Based on Birge 2006 and Davies 2009 (see references), interval binning selections may be compared by likelihood to optimize the number of intervals selected for a set of data. The `logLik()` function (and associated `AIC()` function) can be used to optimize binning by maximizing the likelihood across choices of intervals.

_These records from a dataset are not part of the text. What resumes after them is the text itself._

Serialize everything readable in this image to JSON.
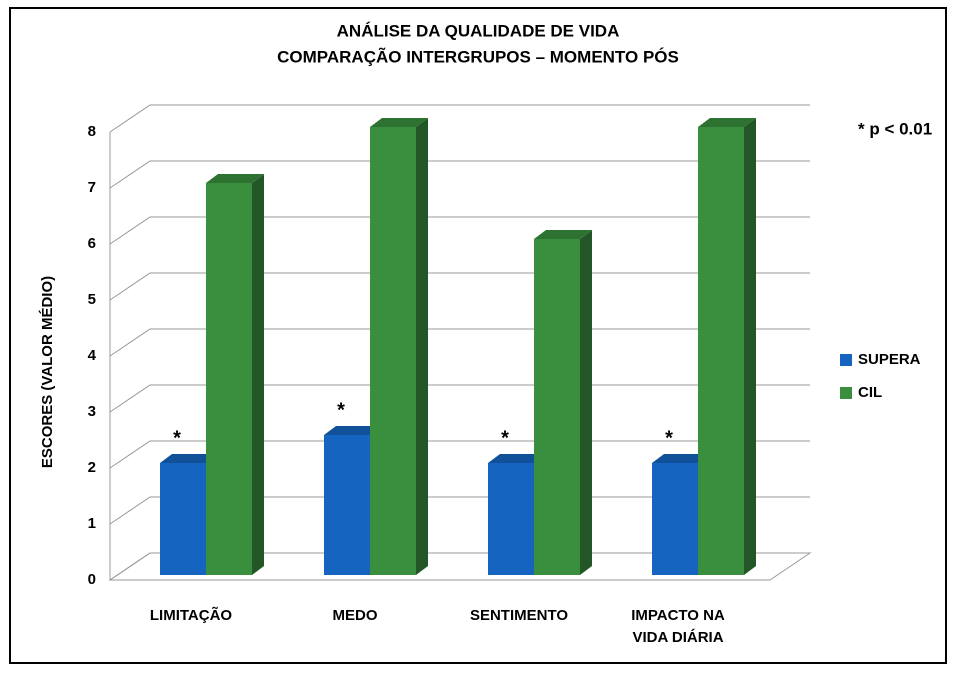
{
  "chart_data": {
    "type": "bar3d",
    "title": "ANÁLISE DA QUALIDADE DE VIDA",
    "subtitle": "COMPARAÇÃO  INTERGRUPOS – MOMENTO PÓS",
    "y_label": "ESCORES (VALOR MÉDIO)",
    "annotation": "* p < 0.01",
    "categories": [
      "LIMITAÇÃO",
      "MEDO",
      "SENTIMENTO",
      "IMPACTO NA VIDA DIÁRIA"
    ],
    "series": [
      {
        "name": "SUPERA",
        "color": "#1565c0",
        "values": [
          2,
          2.5,
          2,
          2
        ],
        "markers": [
          "*",
          "*",
          "*",
          "*"
        ]
      },
      {
        "name": "CIL",
        "color": "#3a8f3f",
        "values": [
          7,
          8,
          6,
          8
        ]
      }
    ],
    "ylim": [
      0,
      8
    ],
    "yticks": [
      0,
      1,
      2,
      3,
      4,
      5,
      6,
      7,
      8
    ],
    "grid": true,
    "legend": "right"
  }
}
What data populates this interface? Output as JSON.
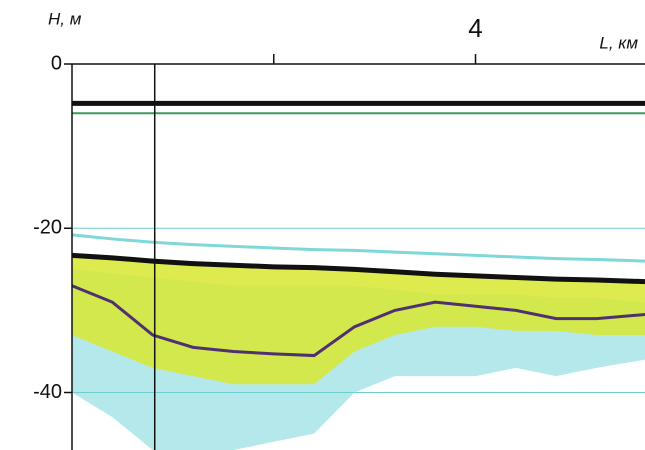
{
  "chart_data": {
    "type": "line",
    "y_label": "H, м",
    "x_label": "L, км",
    "xlim": [
      2,
      4.84
    ],
    "ylim": [
      -47,
      0
    ],
    "yticks": [
      0,
      -20,
      -40
    ],
    "xticks": [
      {
        "value": 3,
        "label": null
      },
      4
    ],
    "grid": true,
    "grid_color": "#6fcfcf",
    "marker_x": 2.41,
    "x": [
      2.0,
      2.2,
      2.4,
      2.6,
      2.8,
      3.0,
      3.2,
      3.4,
      3.6,
      3.8,
      4.0,
      4.2,
      4.4,
      4.6,
      4.84
    ],
    "areas": [
      {
        "color": "#a8e4e8",
        "upper": [
          -25,
          -25.5,
          -26,
          -26.5,
          -27,
          -27,
          -27,
          -27,
          -27.5,
          -28,
          -28,
          -28,
          -28.5,
          -28.5,
          -29
        ],
        "lower": [
          -40,
          -43,
          -47,
          -47,
          -47,
          -46,
          -45,
          -40,
          -38,
          -38,
          -38,
          -37,
          -38,
          -37,
          -36
        ]
      },
      {
        "color": "#d8e830",
        "upper": [
          -23.3,
          -23.6,
          -24,
          -24.3,
          -24.5,
          -24.7,
          -24.8,
          -25,
          -25.3,
          -25.6,
          -25.8,
          -26,
          -26.2,
          -26.3,
          -26.5
        ],
        "lower": [
          -33,
          -35,
          -37,
          -38,
          -39,
          -39,
          -39,
          -35,
          -33,
          -32,
          -32,
          -32.5,
          -32.5,
          -33,
          -33
        ]
      }
    ],
    "series": [
      {
        "color": "#111111",
        "width": 5,
        "values": [
          -4.8,
          -4.8,
          -4.8,
          -4.8,
          -4.8,
          -4.8,
          -4.8,
          -4.8,
          -4.8,
          -4.8,
          -4.8,
          -4.8,
          -4.8,
          -4.8,
          -4.8
        ]
      },
      {
        "color": "#3a9a5a",
        "width": 2,
        "values": [
          -6,
          -6,
          -6,
          -6,
          -6,
          -6,
          -6,
          -6,
          -6,
          -6,
          -6,
          -6,
          -6,
          -6,
          -6
        ]
      },
      {
        "color": "#7fd8d8",
        "width": 3,
        "values": [
          -20.8,
          -21.3,
          -21.7,
          -22,
          -22.2,
          -22.4,
          -22.6,
          -22.7,
          -22.9,
          -23.1,
          -23.3,
          -23.5,
          -23.7,
          -23.8,
          -24
        ]
      },
      {
        "color": "#111111",
        "width": 5,
        "values": [
          -23.3,
          -23.6,
          -24,
          -24.3,
          -24.5,
          -24.7,
          -24.8,
          -25,
          -25.3,
          -25.6,
          -25.8,
          -26,
          -26.2,
          -26.3,
          -26.5
        ]
      },
      {
        "color": "#503070",
        "width": 3,
        "values": [
          -27,
          -29,
          -33,
          -34.5,
          -35,
          -35.3,
          -35.5,
          -32,
          -30,
          -29,
          -29.5,
          -30,
          -31,
          -31,
          -30.5
        ]
      }
    ]
  }
}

As illustrated by the examples below (the AIC comparison does not specifically select 3 intervals when comparing 2, 3, and 4 intervals for data with 3 intervals), while likelihood-based methods can provide evidence toward optimization of binning, they are not infallible for bin selection.

References

Lucien Birge, Yves Rozenholc. How many bins should be put in a regular histogram. ESAIM: Probability and Statistics. 31 January 2006. 10:24-45. url: https://www.esaim-ps.org/articles/ps/abs/2006/01/ps0322/ps0322.html. doi:10.1051/ps:2006001

Laurie Davies, Ursula Gather, Dan Nordman, Henrike Weinert. A comparison of automatic histogram constructions. ESAIM: Probability and Statistics. 11 June 2009. 13:181-196. url: https://www.esaim-ps.org/articles/ps/abs/2009/01/ps0721/ps0721.html doi:10.1051/ps:2008005

Examples

x <- classIntervals(rnorm(100), n=5, style="fisher")
logLik(x)
#> 'log Lik.' 8.000225 (df=5)
AIC(x) # By having a logLik method, AIC.default is used.
#> [1] -6.00045

# When the intervals are made of a limited number of discrete values, the
# logLik is zero by definition (the standard deviation is zero giving a dirac
# function at the discrete value indicating a density of 1 and a log-density
# of zero).
x <- classIntervals(rep(1:2, each=10), n=2, style="jenks")
#> Warning: n same as number of different finite values\neach different finite value is a separate class
logLik(x)
#> 'log Lik.' 0 (df=2)
x <- classIntervals(rep(1:3, each=10), n=2, style="jenks")
logLik(x)
#> 'log Lik.' -14.52876 (df=2)

# With slight jitter but notable categorical intervals (at 1, 2, and 3), the
# AIC will make selection of the optimal intervals easier.
data <- rep(1:3, each=100) + runif(n=300, min=-0.01, max=0.01)
x_2 <- classIntervals(data, n=2, style="jenks")
x_3 <- classIntervals(data, n=3, style="jenks")
x_4 <- classIntervals(data, n=4, style="jenks")
AIC(x_2, x_3, x_4)
#>     df        AIC
#> x_2  2  -456.1001
#> x_3  3 -2237.4472
#> x_4  4 -2384.8774